Cydia, the popular app storefront for jailbroken iOS devices, has taken Apple to the court and sued the company for anti-competitive behavior. Even though Cydia launched over a decade ago, it has formed the basis of its lawsuit as Apple’s tactics that tried to destroy Cydia before Apple launched its App Store on iPhone.

Lawyers representing Cydia, Quinn Emanuel Urquhart, and Sullivan, claim that Apple established a monopoly over software distribution on iOS devices, which at that time, was just the iPhone.  They claim that if Apple had not locked down iOS, users today would have the choice to install apps from various sources, and developers would also have the flexibility to bypass the App Store.

Cydia vs Apple

Cydia sues Apple over anticompetitive concerns

As reported by The Washington Post, the lawsuit says:

Were it not for Apple’s anticompetitive acquisition and maintenance of an illegal monopoly over iOS app distribution, users today would actually be able to choose how and where to locate and obtain iOS apps, and developers would be able to use the iOS app distributor of their choice

An Apple spokesperson, Fred Sainz, responeded that the company will review the lawsuit and respond. The company denied that it is a monopoly and pointed towards tough competition from Google’s Android. It also said that the tight control over software on iPhone is important to protect customers from viruses and other malicious apps that could steal their information.

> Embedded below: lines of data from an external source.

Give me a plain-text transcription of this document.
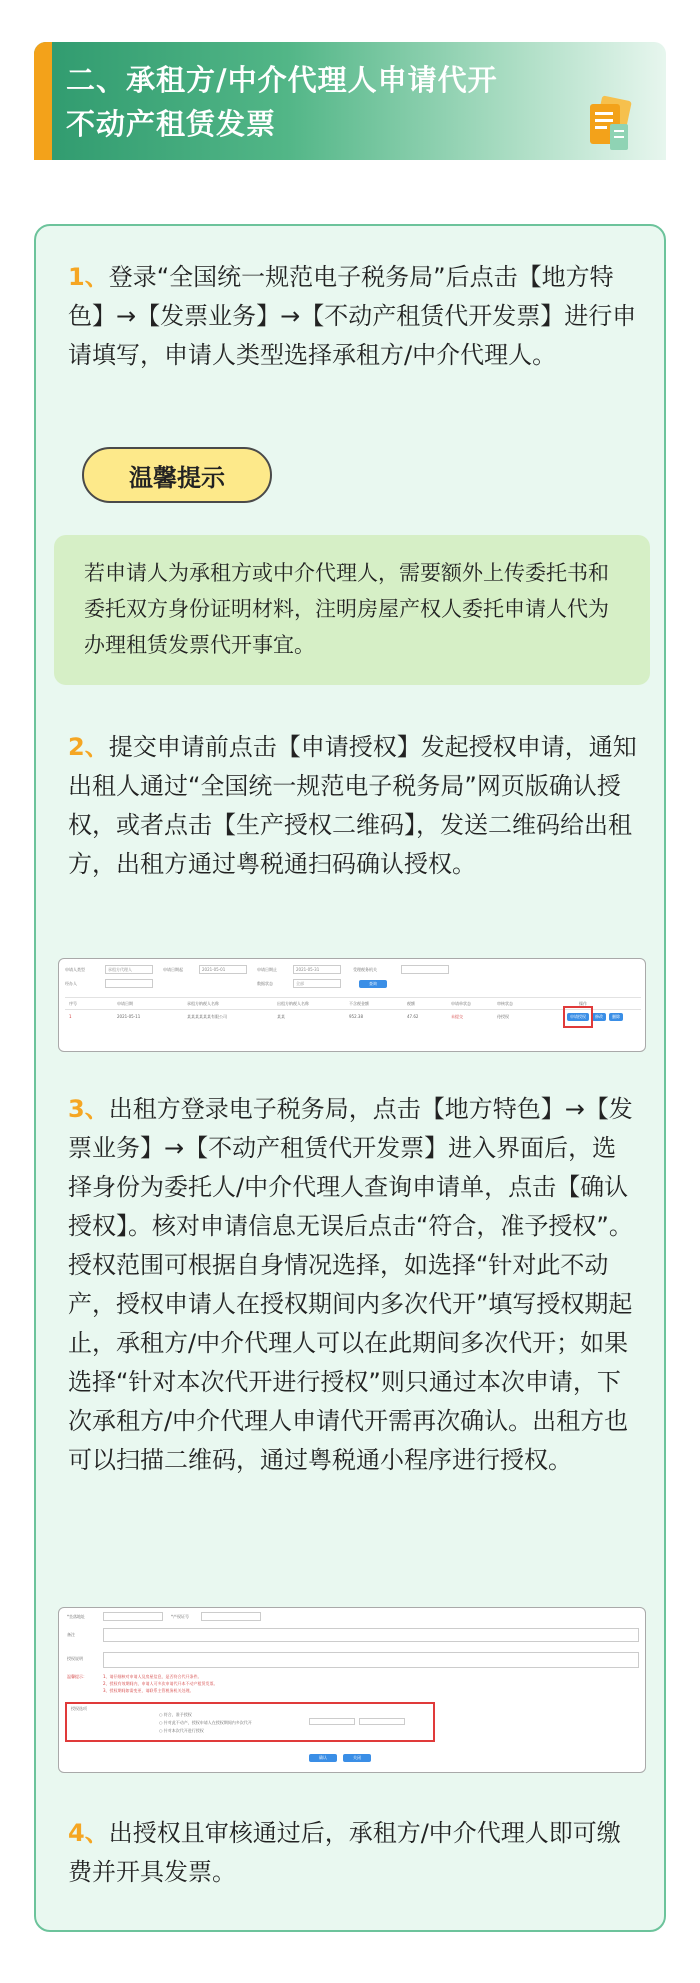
二、承租方/中介代理人申请代开
不动产租赁发票
1、登录“全国统一规范电子税务局”后点击【地方特色】→【发票业务】→【不动产租赁代开发票】进行申请填写，申请人类型选择承租方/中介代理人。
温馨提示
若申请人为承租方或中介代理人，需要额外上传委托书和委托双方身份证明材料，注明房屋产权人委托申请人代为办理租赁发票代开事宜。
2、提交申请前点击【申请授权】发起授权申请，通知出租人通过“全国统一规范电子税务局”网页版确认授权，或者点击【生产授权二维码】，发送二维码给出租方，出租方通过粤税通扫码确认授权。
申请人类型	承租方代理人	申请日期起	2021-05-01	申请日期止	2021-05-31	受理税务机关
经办人	数据状态	全部	查询
序号	申请日期	承租方纳税人名称	出租方纳税人名称	不含税金额	税额	申请单状态	审核状态	操作
1	2021-05-11	某某某某某某有限公司	某某	952.38	47.62	未提交	待授权	申请授权	修改	删除
3、出租方登录电子税务局，点击【地方特色】→【发票业务】→【不动产租赁代开发票】进入界面后，选择身份为委托人/中介代理人查询申请单，点击【确认授权】。核对申请信息无误后点击“符合，准予授权”。授权范围可根据自身情况选择，如选择“针对此不动产，授权申请人在授权期间内多次代开”填写授权期起止，承租方/中介代理人可以在此期间多次代开；如果选择“针对本次代开进行授权”则只通过本次申请，下次承租方/中介代理人申请代开需再次确认。出租方也可以扫描二维码，通过粤税通小程序进行授权。
*坐落地址	*产权证号
备注
授权说明
温馨提示：	1、请仔细核对申请人及房屋信息，是否符合代开条件。
2、授权有效期间内，申请人可多次申请代开本不动产租赁发票。
3、授权期间如需变更，请联系主管税务机关处理。
授权选项
○ 符合，准予授权
○ 针对此不动产，授权申请人在授权期间内多次代开
○ 针对本次代开进行授权
确认	关闭
4、出授权且审核通过后，承租方/中介代理人即可缴费并开具发票。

Apple has always played a cat and mouse game with the jailbreak community. The company is quick to close any vulnerabilities and loopholes that hackers use to jailbreak iOS devices as these vulnerabilities also pose a threat to device security. However, jailbreaking itself is not considered illegal, as per a U.S. Copyright Office ruling in 2009.

Jay Freeman, the developer behind Cydia, the most iconic and popular app store for jailbroken devices, spoke about how users should have control over the apps they install on their devices.

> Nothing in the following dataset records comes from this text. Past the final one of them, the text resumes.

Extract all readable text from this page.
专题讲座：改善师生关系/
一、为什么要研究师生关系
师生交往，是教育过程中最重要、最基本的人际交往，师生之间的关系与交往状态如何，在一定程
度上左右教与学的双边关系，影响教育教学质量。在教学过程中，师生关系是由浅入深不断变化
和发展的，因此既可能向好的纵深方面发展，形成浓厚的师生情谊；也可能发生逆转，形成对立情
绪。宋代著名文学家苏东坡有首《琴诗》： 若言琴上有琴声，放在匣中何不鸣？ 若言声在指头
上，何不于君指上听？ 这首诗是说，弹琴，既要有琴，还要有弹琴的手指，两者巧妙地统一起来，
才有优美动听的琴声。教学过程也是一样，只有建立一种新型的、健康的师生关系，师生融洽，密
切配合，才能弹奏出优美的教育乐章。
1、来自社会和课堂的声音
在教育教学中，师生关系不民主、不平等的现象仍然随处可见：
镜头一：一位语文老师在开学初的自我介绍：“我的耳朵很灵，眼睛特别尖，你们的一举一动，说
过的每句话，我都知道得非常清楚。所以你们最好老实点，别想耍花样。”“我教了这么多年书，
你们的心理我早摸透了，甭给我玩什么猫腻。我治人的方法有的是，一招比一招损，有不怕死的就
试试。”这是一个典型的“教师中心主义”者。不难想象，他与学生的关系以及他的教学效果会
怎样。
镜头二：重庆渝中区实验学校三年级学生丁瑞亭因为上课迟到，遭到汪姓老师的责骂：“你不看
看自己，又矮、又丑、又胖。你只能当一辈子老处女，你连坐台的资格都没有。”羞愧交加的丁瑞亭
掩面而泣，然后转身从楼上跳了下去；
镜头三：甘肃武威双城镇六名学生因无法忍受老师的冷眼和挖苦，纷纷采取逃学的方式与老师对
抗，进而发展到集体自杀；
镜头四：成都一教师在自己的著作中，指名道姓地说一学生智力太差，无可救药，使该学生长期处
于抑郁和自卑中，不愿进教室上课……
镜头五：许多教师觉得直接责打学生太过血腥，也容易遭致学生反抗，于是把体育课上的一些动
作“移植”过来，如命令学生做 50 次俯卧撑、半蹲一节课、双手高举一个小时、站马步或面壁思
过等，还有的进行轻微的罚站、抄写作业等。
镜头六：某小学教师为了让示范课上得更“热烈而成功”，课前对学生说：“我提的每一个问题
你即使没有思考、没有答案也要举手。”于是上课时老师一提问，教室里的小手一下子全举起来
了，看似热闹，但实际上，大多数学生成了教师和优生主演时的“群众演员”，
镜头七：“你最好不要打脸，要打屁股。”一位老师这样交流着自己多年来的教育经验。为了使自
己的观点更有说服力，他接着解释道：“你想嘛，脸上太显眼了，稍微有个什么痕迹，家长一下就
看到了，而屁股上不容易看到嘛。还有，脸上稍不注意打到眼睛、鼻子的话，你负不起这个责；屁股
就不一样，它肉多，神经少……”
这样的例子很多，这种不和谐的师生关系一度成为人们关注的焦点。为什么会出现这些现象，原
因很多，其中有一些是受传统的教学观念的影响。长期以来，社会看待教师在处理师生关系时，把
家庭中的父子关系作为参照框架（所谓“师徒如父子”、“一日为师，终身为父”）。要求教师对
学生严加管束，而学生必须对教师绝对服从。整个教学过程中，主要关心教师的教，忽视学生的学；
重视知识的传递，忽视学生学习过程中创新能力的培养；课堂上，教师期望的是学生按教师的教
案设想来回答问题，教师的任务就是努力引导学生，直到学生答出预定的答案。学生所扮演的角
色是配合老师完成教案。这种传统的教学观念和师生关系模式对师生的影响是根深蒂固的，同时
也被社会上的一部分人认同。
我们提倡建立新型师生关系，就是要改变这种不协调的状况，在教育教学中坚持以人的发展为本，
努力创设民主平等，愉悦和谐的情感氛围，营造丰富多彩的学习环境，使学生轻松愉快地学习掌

“Morally speaking, it’s your phone and you should be able to do whatever you want with it. You should get to decide which applications you put on it, and you should be able to decide where you get those applications from.”

Cydia has not only been there to install free apps, but it also brought in around $10 million in revenue during its peak period between 2011 and 2012. This revenue has plummeted over time as many features exclusive to jailbroken devices were added to iOS, and Apple also hired many of the members of the jailbreak community. It will not be wrong to say that interest in jailbreaks has reduced over time and only a specific group of users rely on it anymore.

This new lawsuit has come in at a time when Apple is also facing heat from Epic over anticompetitive concerns. The difference here is that Cydia is citing the past, a time when iPhone was not huge and App Store had just started. Cydia’s peak revenues and popularity came in four to five years after App Store launched. It will be interesting to see how the lawsuit moves ahead.